Son lieu à elle, Ethéro compte bien le trouver. Naveriani fait le portrait d’une femme qui n’obéit qu’à ses règles, choisissant selon ses désirs : la solitude, le sexe, un homme, ou pas, sans suivre ce que l’on aura dessiné pour elle. « Ton caractère t’éloigne du monde » lui dit-on – mais est-ce un mal ? Assiste t-on à l’éveil tardif d’Ethéro ou a-t-elle toujours été ainsi ? Ce récit d’émancipation déjoue, d’une certaine manière, les clichés attendus : Ethéro n’a pas attendu qu’on se penche sur son histoire pour être émancipée. Elle n’a pas à s’accomplir : elle est déjà accomplie.

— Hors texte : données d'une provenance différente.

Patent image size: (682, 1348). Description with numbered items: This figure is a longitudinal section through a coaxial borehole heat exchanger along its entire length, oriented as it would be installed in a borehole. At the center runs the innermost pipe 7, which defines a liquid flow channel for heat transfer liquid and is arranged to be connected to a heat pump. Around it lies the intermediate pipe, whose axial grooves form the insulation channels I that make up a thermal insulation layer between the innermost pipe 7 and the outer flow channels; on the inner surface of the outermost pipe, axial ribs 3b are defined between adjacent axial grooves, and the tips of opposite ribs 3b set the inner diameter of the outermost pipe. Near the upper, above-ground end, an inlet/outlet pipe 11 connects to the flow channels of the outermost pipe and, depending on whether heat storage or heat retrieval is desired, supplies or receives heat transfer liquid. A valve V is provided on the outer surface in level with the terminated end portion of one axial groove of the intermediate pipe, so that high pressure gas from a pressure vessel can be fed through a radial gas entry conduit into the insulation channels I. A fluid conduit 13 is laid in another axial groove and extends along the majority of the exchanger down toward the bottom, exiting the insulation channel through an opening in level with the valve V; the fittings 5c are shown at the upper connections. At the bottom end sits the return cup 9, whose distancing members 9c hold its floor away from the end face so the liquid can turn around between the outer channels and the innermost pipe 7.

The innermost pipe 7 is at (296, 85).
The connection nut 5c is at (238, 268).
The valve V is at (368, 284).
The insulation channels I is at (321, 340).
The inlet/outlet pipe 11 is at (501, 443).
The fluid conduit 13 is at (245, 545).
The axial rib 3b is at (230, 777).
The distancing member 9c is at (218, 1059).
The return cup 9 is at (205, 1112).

La vie, pourtant, réserve ses surprises aléatoires. Ethéro placide observe la beauté qui l’entoure : les mûres, la brume, des oiseaux dans le ciel ou des kakis sous la neige. Le vert et or se détachent de la mise en scène stylisée mais aussi parfois un peu trop appliquée de Naveriani. Puis l’imprévu là encore : une chute, une rencontre, une surprise. Le dénouement conserve une précieuse ambigüité et ne nous donne pas de train d’avance sur Ethéro, ses sentiments, sa liberté et son intériorité.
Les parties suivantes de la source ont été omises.